Überschaubare Effekte hatte wohl die große Steuersenkung von US-Präsident Donald Trump. „Zum jetzigen Zeitpunkt scheint die Steuerreform der Trump-Regierung ihre großen Versprechen kaum halten zu können“, heißt es in einer Analyse der KfW-Bank. Zunächst wurden zwar Investitionen und Wachstum angestachelt, der genaue Blick zeigt aber, dass viele Firmen das gesparte Geld nicht in Maschinen, Fahrzeuge und Personal gesteckt haben, sondern Aktien zurückgekauft haben. Von der Steuersenkung haben in den USA die Wohlhabenden profitiert, während die Staatsschulden sprunghaft gestiegen sind.

So weit wie Trump will die Union nicht gehen, dennoch fehlt bisher ein klarer Ansatz der Gegenfinanzierung, der über die Hoffnung auf den Riesel-Effekt hinausgeht. Für die Schwarzen ist das kein einfacher Spagat, denn die schwarze Null haben sie für sakrosankt erklärt.

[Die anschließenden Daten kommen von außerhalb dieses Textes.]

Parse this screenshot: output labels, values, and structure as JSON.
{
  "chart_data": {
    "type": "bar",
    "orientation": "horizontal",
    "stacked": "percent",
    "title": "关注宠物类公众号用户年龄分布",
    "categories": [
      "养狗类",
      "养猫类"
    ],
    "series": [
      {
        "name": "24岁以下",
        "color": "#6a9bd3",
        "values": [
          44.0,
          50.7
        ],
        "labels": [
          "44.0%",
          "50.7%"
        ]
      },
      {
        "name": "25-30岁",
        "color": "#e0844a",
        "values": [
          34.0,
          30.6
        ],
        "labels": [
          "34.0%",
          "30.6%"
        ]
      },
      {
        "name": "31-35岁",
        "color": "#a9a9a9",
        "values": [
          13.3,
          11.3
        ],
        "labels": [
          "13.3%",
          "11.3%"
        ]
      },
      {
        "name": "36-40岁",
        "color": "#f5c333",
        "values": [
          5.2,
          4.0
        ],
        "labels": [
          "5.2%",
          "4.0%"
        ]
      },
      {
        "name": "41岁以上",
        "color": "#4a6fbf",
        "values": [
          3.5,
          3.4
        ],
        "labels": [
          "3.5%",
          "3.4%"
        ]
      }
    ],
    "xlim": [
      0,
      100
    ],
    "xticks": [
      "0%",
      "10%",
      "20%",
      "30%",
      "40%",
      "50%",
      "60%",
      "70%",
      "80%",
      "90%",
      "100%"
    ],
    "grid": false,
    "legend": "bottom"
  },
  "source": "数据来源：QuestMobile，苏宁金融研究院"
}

DIW-Steuerfachmann Bach empfiehlt der Union, die „große Keule“ stecken zu lassen. „Gegen die konjunkturelle Krise bringt es ohnehin nichts“, sagt er. Wirksamer wären schnellere Abschreibungen, die die Steuerlast der Betriebe senken. Auch dazu haben CDU und CSU Vorschläge gemacht. So soll die Sofortabschreibung für kleine Investitionen, zum Beispiel einen neuen Computer, von 800 auf 1000 Euro angehoben werden.